D'une part, l'article 42 de la loi précitée dispose que, pour l'accomplissement de ses missions, l'ARJEL peut recueillir toutes les informations nécessaires et que les enquêtes administratives indispensables à l'exercice de ses missions sont réalisées par des fonctionnaires et agents habilités à cet effet par le directeur général de l'ARJEL et assermentés dans des conditions définies par décret en Conseil d'Etat 228 ( * ) .

D'autre part, afin de renforcer les moyens de recherche de preuves et de constatation des infractions commises à l'occasion de paris ou de jeux d'argent ou de hasard en ligne, l'article 59 de la même loi permet aux officiers et agents de police judiciaire ainsi qu'aux agents des douanes désignés à cet effet de participer sous pseudonyme à des échanges sur les site de jeux , sans être considérés comme pénalement responsables, et d'extraire, acquérir ou conserver par ce moyen des données sur les auteurs potentiels des infractions, afin de collecter des preuves 229 ( * ) . Cet article permet également la mise à disposition auprès de l'ARJEL d'officiers et agents de police judiciaire et d'agents des douanes, dans les conditions fixées par la loi n° 84-16 du 11 janvier 1984 portant dispositions statutaires relatives à la fonction publique de l'Etat.

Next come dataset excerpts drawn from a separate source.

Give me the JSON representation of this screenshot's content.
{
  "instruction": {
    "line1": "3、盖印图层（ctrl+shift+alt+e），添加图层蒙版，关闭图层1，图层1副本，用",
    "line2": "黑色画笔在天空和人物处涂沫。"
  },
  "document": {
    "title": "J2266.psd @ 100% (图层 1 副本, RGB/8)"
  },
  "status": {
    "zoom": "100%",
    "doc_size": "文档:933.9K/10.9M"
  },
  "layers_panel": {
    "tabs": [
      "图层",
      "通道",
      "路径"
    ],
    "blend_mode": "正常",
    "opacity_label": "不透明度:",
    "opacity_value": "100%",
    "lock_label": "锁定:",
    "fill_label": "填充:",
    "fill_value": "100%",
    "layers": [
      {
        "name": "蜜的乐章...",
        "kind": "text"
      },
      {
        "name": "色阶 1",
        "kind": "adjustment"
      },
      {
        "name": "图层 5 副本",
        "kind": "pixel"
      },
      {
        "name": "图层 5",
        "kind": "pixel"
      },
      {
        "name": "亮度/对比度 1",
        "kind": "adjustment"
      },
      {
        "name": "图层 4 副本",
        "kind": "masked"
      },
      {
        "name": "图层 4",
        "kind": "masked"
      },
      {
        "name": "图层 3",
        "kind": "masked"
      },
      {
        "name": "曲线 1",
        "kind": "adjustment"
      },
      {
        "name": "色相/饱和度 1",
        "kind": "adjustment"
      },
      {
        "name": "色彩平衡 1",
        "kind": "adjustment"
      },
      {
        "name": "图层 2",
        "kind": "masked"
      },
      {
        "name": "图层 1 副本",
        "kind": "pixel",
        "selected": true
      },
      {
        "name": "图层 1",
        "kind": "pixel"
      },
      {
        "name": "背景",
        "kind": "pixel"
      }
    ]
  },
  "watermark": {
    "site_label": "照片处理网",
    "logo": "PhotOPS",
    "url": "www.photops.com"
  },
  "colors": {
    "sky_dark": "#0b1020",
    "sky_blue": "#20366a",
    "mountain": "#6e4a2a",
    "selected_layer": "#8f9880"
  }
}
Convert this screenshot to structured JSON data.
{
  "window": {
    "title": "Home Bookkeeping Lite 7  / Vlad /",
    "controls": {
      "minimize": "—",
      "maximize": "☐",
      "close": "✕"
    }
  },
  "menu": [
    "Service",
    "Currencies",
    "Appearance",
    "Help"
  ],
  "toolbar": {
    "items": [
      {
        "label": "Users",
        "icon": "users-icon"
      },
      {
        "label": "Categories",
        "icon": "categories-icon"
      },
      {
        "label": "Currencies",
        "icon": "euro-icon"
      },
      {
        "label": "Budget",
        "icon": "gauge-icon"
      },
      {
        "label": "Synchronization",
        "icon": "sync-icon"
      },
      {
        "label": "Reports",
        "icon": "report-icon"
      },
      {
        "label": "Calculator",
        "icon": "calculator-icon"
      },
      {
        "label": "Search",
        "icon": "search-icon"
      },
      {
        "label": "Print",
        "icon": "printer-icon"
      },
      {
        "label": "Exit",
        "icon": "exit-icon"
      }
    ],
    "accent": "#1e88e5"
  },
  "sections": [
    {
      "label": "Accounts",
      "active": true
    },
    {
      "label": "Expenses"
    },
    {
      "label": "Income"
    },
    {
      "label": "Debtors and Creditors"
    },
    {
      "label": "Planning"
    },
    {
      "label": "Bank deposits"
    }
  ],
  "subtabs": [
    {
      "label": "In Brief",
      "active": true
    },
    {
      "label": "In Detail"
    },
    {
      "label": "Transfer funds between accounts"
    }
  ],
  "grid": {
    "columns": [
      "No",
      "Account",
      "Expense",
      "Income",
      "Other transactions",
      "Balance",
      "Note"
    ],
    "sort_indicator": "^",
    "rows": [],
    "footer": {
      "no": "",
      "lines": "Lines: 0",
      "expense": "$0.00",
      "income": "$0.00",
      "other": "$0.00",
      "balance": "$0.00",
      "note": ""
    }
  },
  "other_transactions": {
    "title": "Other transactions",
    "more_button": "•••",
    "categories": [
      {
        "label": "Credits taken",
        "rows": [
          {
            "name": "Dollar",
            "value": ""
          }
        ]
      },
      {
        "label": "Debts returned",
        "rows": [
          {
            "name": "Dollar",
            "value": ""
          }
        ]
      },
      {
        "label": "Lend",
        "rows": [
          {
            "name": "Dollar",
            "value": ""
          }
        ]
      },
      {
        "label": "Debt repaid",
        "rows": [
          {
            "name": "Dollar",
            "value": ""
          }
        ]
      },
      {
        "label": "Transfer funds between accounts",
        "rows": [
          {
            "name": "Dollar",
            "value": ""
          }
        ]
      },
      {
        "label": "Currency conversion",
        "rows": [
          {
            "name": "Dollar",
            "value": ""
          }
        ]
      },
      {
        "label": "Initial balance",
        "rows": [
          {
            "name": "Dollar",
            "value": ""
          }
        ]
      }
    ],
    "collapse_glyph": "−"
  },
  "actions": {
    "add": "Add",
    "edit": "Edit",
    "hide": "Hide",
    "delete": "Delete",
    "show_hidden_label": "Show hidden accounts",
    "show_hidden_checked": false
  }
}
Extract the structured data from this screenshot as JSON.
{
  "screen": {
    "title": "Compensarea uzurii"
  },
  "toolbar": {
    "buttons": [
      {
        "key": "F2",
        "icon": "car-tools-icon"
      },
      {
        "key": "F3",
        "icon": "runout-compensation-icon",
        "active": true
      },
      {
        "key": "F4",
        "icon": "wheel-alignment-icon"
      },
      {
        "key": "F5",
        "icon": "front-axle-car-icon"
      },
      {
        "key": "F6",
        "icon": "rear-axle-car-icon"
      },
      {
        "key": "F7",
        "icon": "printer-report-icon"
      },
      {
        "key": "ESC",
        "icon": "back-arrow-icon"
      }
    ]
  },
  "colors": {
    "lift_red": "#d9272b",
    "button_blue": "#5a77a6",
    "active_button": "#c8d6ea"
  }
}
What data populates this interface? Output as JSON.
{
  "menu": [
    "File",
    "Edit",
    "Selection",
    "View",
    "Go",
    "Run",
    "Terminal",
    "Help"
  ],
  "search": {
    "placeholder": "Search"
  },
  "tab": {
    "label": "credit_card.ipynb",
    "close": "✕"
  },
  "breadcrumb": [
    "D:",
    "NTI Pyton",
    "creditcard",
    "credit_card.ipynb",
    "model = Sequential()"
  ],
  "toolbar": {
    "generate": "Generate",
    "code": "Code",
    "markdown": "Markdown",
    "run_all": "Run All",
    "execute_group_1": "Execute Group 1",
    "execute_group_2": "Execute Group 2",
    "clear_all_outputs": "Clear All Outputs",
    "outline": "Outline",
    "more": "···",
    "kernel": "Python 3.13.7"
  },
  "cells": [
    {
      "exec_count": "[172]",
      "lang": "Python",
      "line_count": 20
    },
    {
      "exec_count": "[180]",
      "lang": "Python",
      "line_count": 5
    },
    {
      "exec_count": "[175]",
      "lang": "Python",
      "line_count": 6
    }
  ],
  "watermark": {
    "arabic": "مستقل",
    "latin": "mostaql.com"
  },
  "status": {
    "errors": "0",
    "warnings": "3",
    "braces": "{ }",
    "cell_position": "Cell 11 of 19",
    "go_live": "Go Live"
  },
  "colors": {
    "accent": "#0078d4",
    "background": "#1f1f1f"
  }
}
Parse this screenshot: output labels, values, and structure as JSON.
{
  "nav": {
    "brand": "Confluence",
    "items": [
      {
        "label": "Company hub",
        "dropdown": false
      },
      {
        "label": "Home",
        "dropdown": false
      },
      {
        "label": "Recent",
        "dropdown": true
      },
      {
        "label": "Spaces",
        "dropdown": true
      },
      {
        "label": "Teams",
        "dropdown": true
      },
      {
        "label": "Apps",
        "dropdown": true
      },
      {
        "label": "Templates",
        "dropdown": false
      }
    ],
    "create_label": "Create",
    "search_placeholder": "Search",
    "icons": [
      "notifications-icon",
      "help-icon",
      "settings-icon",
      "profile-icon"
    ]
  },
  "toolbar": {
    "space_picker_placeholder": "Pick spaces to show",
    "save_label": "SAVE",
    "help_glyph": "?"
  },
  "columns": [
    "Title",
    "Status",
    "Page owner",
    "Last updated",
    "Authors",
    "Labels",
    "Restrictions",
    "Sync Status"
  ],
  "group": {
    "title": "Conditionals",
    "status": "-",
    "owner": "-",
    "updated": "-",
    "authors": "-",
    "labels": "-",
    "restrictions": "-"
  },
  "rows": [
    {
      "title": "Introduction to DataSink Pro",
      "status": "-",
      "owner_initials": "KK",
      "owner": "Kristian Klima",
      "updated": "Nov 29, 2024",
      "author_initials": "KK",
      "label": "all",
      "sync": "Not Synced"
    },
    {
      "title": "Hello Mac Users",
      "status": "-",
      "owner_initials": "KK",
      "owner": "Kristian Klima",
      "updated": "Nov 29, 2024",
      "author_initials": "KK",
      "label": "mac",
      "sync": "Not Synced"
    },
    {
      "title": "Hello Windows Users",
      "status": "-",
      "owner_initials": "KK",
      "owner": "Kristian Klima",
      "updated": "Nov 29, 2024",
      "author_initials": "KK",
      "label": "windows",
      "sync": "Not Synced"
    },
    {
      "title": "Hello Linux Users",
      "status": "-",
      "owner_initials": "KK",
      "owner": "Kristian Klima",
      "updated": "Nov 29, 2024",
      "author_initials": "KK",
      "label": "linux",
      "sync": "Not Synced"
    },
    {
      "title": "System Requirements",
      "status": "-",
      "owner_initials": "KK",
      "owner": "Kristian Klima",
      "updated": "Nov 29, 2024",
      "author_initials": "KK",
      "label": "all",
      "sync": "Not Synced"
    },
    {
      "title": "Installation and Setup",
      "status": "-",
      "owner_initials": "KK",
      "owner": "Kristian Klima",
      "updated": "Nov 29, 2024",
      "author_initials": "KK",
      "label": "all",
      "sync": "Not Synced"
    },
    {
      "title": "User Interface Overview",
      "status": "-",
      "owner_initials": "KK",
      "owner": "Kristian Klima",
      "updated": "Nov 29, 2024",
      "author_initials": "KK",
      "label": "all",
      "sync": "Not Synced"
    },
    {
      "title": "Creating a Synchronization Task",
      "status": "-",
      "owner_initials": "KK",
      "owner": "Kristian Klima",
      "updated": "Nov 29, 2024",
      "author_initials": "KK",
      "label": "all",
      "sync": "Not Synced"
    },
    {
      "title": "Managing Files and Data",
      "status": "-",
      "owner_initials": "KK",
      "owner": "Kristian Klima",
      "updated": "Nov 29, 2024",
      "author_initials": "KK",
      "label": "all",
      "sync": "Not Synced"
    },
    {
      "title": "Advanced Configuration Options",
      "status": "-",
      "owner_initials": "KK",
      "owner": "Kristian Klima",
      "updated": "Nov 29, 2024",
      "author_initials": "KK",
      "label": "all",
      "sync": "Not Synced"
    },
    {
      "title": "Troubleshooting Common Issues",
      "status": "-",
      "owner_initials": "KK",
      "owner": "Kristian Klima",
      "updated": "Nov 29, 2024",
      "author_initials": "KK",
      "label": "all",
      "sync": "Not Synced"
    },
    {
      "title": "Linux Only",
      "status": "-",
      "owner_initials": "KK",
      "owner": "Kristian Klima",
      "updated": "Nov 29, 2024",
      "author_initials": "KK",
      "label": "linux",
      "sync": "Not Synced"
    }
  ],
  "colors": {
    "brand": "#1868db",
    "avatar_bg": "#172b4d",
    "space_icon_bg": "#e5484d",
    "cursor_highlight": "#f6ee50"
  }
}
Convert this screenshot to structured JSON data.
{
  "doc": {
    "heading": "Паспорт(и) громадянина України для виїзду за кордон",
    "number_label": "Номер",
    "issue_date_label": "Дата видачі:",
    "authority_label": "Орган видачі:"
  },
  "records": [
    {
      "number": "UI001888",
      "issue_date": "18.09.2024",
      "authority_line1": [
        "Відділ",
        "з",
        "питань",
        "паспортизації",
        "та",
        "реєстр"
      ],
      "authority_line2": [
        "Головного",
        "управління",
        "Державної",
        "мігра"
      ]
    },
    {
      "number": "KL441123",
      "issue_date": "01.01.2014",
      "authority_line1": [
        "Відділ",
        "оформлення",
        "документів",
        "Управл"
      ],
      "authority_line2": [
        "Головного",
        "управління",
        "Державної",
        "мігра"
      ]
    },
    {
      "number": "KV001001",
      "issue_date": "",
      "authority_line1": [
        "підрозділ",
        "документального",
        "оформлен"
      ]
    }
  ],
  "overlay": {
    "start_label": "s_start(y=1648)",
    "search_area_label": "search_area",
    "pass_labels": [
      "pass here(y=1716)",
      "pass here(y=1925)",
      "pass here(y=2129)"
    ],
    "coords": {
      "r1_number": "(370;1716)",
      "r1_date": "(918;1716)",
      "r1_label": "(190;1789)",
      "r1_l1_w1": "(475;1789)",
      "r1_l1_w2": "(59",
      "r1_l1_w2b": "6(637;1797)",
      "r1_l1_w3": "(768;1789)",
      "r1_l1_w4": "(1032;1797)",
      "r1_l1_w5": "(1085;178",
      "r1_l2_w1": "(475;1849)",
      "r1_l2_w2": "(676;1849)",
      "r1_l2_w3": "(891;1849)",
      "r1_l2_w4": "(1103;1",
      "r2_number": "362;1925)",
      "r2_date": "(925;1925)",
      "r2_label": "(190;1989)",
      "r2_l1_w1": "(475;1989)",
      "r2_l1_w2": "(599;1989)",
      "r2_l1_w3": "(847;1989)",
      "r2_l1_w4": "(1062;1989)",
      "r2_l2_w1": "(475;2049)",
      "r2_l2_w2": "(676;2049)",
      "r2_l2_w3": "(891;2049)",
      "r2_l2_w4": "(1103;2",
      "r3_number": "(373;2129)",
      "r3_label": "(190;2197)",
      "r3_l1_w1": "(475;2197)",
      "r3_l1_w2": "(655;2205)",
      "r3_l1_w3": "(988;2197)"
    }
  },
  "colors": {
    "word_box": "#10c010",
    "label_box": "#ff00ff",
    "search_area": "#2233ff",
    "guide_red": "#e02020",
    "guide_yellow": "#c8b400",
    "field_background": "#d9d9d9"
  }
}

Cette faculté de recourir à des « agents de liaison » ou correspondants a pour objet de permettre une plus grande efficacité des enquêtes conduites en assurant une coordination effective entre les services régaliens et l'autorité administrative qu'est l'ARJEL .

Ce système d'« infiltration » anonyme des sites de jeux constitue un dispositif analogue à celui en vigueur pour la lutte contre les sites pédophiles , modernisé par l'article 35 de la loi n° 2007-297 du 5 mars 2007 relative à la prévention de la délinquance, avec en particulier l'insertion dans le code pénal des articles 706-35-1 230 ( * ) et 706-47-3. Les officiers ou agents de police judiciaire peuvent ainsi se faire passer pour des mineurs sur divers sites Internet, tels que les forums, les sites de discussion ou les réseaux sociaux.

L'article 7 septies , adopté par l'Assemblée nationale à l'initiative de notre collègue Jean-François Lamour , avec les avis favorables du Gouvernement et de la commission des Finances , modifie les articles 42 et 59 de la loi du 12 mai 2010, dans le but de préciser les pouvoirs des agents de l'ARJEL 231 ( * ) .

Les modifications apportées à l'article 42 consistent ainsi à lever les difficultés d'interprétation et d'application liées à la définition des agents susceptibles de mettre en oeuvre les prérogatives spécifiques en matière de recherches d'informations et d'enquêtes en précisant que certains agents de l'ARJEL sont spécialement habilités à mettre en oeuvre le dispositif précité, mais ce indépendamment de leur qualité d'officiers ou d'agents de police judiciaire, ou encore, d'agents des douanes . En effet, comme l'indique l'auteur de l'amendement à l'origine du présent article, les officiers et agents de police judiciaire ainsi que les agents des douanes mis à disposition de l'ARJEL perdent cette qualité du fait de leur affectation en dehors d'un service d'enquête. De même, les agents des douanes administratives n'ont pas la qualité d'officier police judiciaire ni dans leur service d'origine ni en cas de mise à disposition. Par conséquent, il est souhaitable de dissocier , s'agissant des agents de l'ARJEL, l'habilitation permettant la mise en oeuvre des prérogatives en matière de recherches d'informations et d'enquêtes et la qualité antérieure des agents concernés en prévoyant une procédure d'habilitation adaptée.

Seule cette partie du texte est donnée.